1. Fill up your stereo image. Put some headphones on and listen to your mix. Your left ear is 9 o’clock, your right ear is 3 o’clock. Got it? Great. Do you have different elements of the mix at 9, 10, 11, 12, 1, 2, 7 3 o’clock? If not, fill those suckers in. Empty spots in your stereo image will make your mix sound thin.
2. Double some tracks. Not a mixing trick, but a production trick. If you want your recording to sound huge, do two takes of an instrument and pan one hard right and the other hard left. This works really really well with rhythm acoustic and electric guitars.
Don’t try just copying and pasting a track and and panning them hard left and right, that will only make it sound twice as loud, and panned dead center.

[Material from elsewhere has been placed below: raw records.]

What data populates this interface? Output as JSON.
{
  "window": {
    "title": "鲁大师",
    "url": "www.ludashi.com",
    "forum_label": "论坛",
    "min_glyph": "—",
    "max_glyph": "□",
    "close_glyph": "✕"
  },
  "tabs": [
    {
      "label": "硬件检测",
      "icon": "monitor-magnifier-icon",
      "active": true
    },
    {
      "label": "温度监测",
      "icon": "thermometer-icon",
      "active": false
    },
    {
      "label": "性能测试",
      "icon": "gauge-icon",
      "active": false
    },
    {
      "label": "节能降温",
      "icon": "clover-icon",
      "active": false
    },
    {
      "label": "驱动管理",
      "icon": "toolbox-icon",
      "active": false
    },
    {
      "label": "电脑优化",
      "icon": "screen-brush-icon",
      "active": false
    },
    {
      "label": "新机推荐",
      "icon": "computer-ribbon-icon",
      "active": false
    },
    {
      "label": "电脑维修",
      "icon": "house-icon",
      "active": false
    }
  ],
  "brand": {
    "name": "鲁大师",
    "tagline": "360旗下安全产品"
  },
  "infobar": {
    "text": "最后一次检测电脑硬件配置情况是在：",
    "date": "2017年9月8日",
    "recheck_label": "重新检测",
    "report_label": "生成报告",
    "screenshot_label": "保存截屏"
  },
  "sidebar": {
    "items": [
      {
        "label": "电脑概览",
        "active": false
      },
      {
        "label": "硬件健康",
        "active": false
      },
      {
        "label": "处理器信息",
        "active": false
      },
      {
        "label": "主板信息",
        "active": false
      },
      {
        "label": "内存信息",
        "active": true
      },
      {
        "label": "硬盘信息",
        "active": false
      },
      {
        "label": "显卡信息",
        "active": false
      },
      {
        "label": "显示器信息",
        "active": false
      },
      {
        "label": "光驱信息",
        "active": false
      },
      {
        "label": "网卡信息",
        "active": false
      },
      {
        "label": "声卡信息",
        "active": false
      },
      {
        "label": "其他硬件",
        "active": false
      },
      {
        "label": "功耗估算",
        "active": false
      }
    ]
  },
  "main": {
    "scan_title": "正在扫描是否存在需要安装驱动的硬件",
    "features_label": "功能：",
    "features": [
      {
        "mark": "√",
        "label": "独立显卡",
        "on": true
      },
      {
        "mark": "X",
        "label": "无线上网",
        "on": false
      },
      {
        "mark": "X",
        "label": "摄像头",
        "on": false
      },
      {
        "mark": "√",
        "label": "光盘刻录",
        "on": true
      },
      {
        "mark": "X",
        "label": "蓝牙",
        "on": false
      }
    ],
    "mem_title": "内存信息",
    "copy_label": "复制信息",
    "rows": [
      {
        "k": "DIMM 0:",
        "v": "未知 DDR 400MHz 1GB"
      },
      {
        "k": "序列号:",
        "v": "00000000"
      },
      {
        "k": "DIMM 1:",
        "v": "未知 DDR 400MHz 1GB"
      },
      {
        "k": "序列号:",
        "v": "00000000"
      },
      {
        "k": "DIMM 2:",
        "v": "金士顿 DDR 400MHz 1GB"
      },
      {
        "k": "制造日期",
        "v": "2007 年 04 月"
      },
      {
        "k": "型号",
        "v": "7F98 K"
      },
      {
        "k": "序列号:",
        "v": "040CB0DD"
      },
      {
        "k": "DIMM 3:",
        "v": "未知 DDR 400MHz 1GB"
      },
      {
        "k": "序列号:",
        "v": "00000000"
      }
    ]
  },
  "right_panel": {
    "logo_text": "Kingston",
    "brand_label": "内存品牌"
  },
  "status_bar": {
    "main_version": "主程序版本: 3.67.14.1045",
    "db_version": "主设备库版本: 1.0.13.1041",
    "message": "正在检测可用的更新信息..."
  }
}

3. Use a stereo widening plugin WITH CAUTION. Seriously. Be careful. Stereo widening plugins are almost always over used by people who are new to mixing. A dab will do ya’.
4. Multiple vocal takes. Doubles and harmony. Lots of takes. Pan em’ all over the place check it out. If you double your vocals, so long as you’re reasonably in tune, all of your mistakes will sometimes seem to disappear, and will make a song or chorus sound huge.
5. Mono reverb. Mono!? Yep. Use multiple mono reverbs, each on it’s own aux track, and pan the output of the aux left or right. Sometimes, panning it in the opposite direction of the track you’re adding reverb too can be a cool trick too.
6. Track drums one drum at a time. Try this if you’ve got a lot of time on your hands. A trick that many people (like Dave Grohl) have used with success on some songs, is to not play the whole drum set at once, but instead, to play each drum (kick, snare, toms, then cymbals) one at a time on it’s own track, overdubbing each drum on it’s own track one at a time. There’s no “bleed” from the other mics when you record like this, so you can get a super wide (and sometimes much easier to mix) recording.